Due to the lack of clearly defined control domain boundaries in IoT settings, it is far more difficult to properly detect privacy infractions. People’s personal information must be protected, and acquired data must be utilized solely for the intended purpose. Last but not least, acquired data must only be retained for as long as it is absolutely necessary to have them.
2. Solutions for Privacy Access/Security Threats in IoT
The followings are some proposed solutions to overcome those security issues:
Authentication and Authorization
Due to the constraints of IoT devices, authentication in IoT settings might be difficult. For these constraints to be addressed, several researchers have developed lightweight alternatives. They use XOR operations to encrypt the data. Base on that, they implement a lightweight cryptography protocol. As a result, a standard RFID system for IoT applications may be configured to use this protocol’s hardware implementation.
Edge Computing and Plug-In Architectures
In the last few years, edge computing has become increasingly popular. In edge computing, data processing and storage take place in part at the device, rather than being sent and processed in the cloud. To address issues about latency, device limits, security, and most crucially privacy of users, Edge Computing makes more sense as data is being generated at the network’s edge.
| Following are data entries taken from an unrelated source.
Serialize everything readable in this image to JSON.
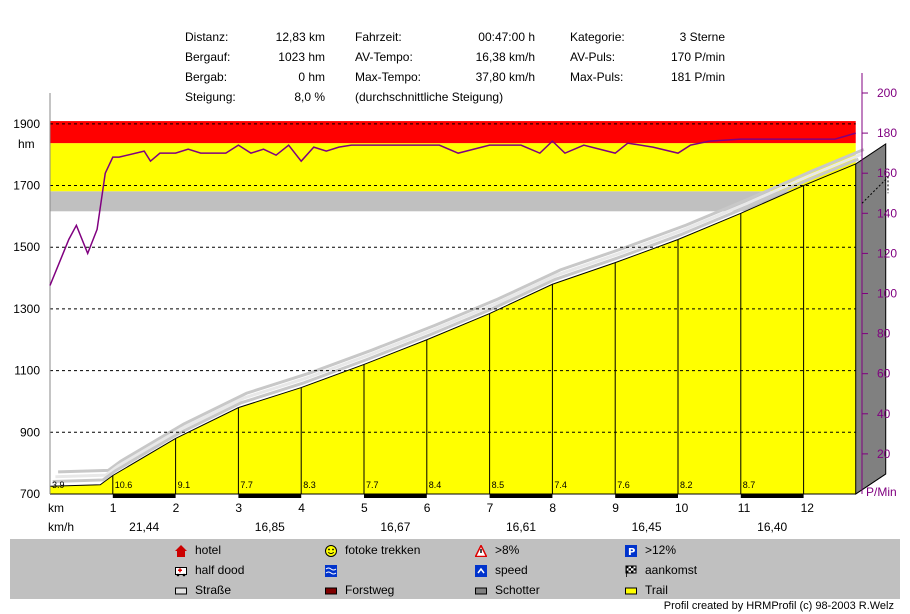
{
  "stats": [
    {
      "label": "Distanz:",
      "value": "12,83 km"
    },
    {
      "label": "Bergauf:",
      "value": "1023 hm"
    },
    {
      "label": "Bergab:",
      "value": "0 hm"
    },
    {
      "label": "Steigung:",
      "value": "8,0 %"
    },
    {
      "label": "Fahrzeit:",
      "value": "00:47:00 h"
    },
    {
      "label": "AV-Tempo:",
      "value": "16,38 km/h"
    },
    {
      "label": "Max-Tempo:",
      "value": "37,80 km/h"
    },
    {
      "label": "Kategorie:",
      "value": "3 Sterne"
    },
    {
      "label": "AV-Puls:",
      "value": "170 P/min"
    },
    {
      "label": "Max-Puls:",
      "value": "181 P/min"
    }
  ],
  "steigung_note": "(durchschnittliche Steigung)",
  "chart_data": {
    "type": "area",
    "x_unit": "km",
    "y_left_unit": "hm",
    "y_right_unit": "P/Min",
    "xlim": [
      0,
      12.83
    ],
    "y_left_lim": [
      700,
      2000
    ],
    "y_right_lim": [
      0,
      200
    ],
    "x_ticks": [
      "1",
      "2",
      "3",
      "4",
      "5",
      "6",
      "7",
      "8",
      "9",
      "10",
      "11",
      "12"
    ],
    "y_left_ticks": [
      "700",
      "900",
      "1100",
      "1300",
      "1500",
      "1700",
      "1900"
    ],
    "y_right_ticks": [
      "20",
      "40",
      "60",
      "80",
      "100",
      "120",
      "140",
      "160",
      "180",
      "200"
    ],
    "hr_zones": [
      {
        "from": 141,
        "to": 151,
        "color": "#c0c0c0"
      },
      {
        "from": 151,
        "to": 175,
        "color": "#ffff00"
      },
      {
        "from": 175,
        "to": 186,
        "color": "#ff0000"
      }
    ],
    "elevation": {
      "x": [
        0,
        0.8,
        1,
        2,
        3,
        4,
        5,
        6,
        7,
        8,
        9,
        10,
        11,
        12,
        12.83
      ],
      "y": [
        725,
        730,
        760,
        880,
        980,
        1045,
        1120,
        1200,
        1285,
        1380,
        1450,
        1525,
        1610,
        1700,
        1770
      ]
    },
    "gradients": [
      {
        "km": 0,
        "label": "3.9"
      },
      {
        "km": 1,
        "label": "10.6"
      },
      {
        "km": 2,
        "label": "9.1"
      },
      {
        "km": 3,
        "label": "7.7"
      },
      {
        "km": 4,
        "label": "8.3"
      },
      {
        "km": 5,
        "label": "7.7"
      },
      {
        "km": 6,
        "label": "8.4"
      },
      {
        "km": 7,
        "label": "8.5"
      },
      {
        "km": 8,
        "label": "7.4"
      },
      {
        "km": 9,
        "label": "7.6"
      },
      {
        "km": 10,
        "label": "8.2"
      },
      {
        "km": 11,
        "label": "8.7"
      }
    ],
    "speeds": [
      {
        "km": 1.5,
        "label": "21,44"
      },
      {
        "km": 3.5,
        "label": "16,85"
      },
      {
        "km": 5.5,
        "label": "16,67"
      },
      {
        "km": 7.5,
        "label": "16,61"
      },
      {
        "km": 9.5,
        "label": "16,45"
      },
      {
        "km": 11.5,
        "label": "16,40"
      }
    ],
    "heart_rate": {
      "x": [
        0,
        0.3,
        0.42,
        0.6,
        0.75,
        0.88,
        1.0,
        1.1,
        1.5,
        1.6,
        1.75,
        2.0,
        2.2,
        2.4,
        2.8,
        3.0,
        3.2,
        3.4,
        3.6,
        3.8,
        4.0,
        4.2,
        4.4,
        4.6,
        4.8,
        5.0,
        5.4,
        5.8,
        6.2,
        6.5,
        7.0,
        7.5,
        7.8,
        8.0,
        8.2,
        8.5,
        9.0,
        9.2,
        9.6,
        10.0,
        10.2,
        10.5,
        11.0,
        11.5,
        12.0,
        12.5,
        12.83
      ],
      "y": [
        104,
        127,
        134,
        120,
        132,
        160,
        168,
        168,
        171,
        166,
        170,
        170,
        172,
        170,
        170,
        174,
        170,
        172,
        169,
        174,
        166,
        173,
        171,
        173,
        174,
        174,
        174,
        174,
        174,
        170,
        174,
        174,
        170,
        176,
        170,
        174,
        170,
        175,
        173,
        170,
        174,
        176,
        177,
        177,
        177,
        177,
        180
      ]
    }
  },
  "x_axis_label": "km",
  "speed_axis_label": "km/h",
  "legend": [
    {
      "icon": "hotel-icon",
      "label": "hotel"
    },
    {
      "icon": "smiley-icon",
      "label": "fotoke trekken"
    },
    {
      "icon": "warning-triangle-icon",
      "label": ">8%"
    },
    {
      "icon": "parking-icon",
      "label": ">12%"
    },
    {
      "icon": "ambulance-icon",
      "label": "half dood"
    },
    {
      "icon": "water-icon",
      "label": ""
    },
    {
      "icon": "speed-icon",
      "label": "speed"
    },
    {
      "icon": "checkered-flag-icon",
      "label": "aankomst"
    },
    {
      "icon": "road-icon",
      "label": "Straße"
    },
    {
      "icon": "forest-road-icon",
      "label": "Forstweg"
    },
    {
      "icon": "gravel-icon",
      "label": "Schotter"
    },
    {
      "icon": "trail-icon",
      "label": "Trail"
    }
  ],
  "credit": "Profil created by HRMProfil (c) 98-2003 R.Welz",
  "colors": {
    "elevation_fill": "#ffff00",
    "hr_line": "#800080",
    "surface_bar": "#000000",
    "shadow": "#808080",
    "grid": "#000000"
  }
}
Anonymous data are obtained by removing identifiable information that could be used to identify a person or object. Anonymous data is typically used to preserve user privacy. Anonymization, blurring, and denaturing methods have been tried in IoT applications, particularly with pictures and videos.
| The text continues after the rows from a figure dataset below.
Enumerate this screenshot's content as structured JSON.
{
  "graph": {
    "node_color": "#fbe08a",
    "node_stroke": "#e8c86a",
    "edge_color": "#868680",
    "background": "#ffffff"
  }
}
Digital Forgetting and Data Summarization
When using digital forgetting, we try to delete all the copies of a dataset. Data summarization on the other hand tries to hide the details of the data. By applying those techniques, we could make our users feel more comfortable and safe when they share their data because they know that the collected data will be deleted after serving the intended purposes.
3. Final thoughts
For even the most experienced developer teams, securing devices in an IoT network can bring new obstacles and difficulties. A breach might have huge consequences due to the inherent vulnerability of IoT devices. An IoT system that is mission-critical may be effectively protected by a thorough strategy and the proper tools.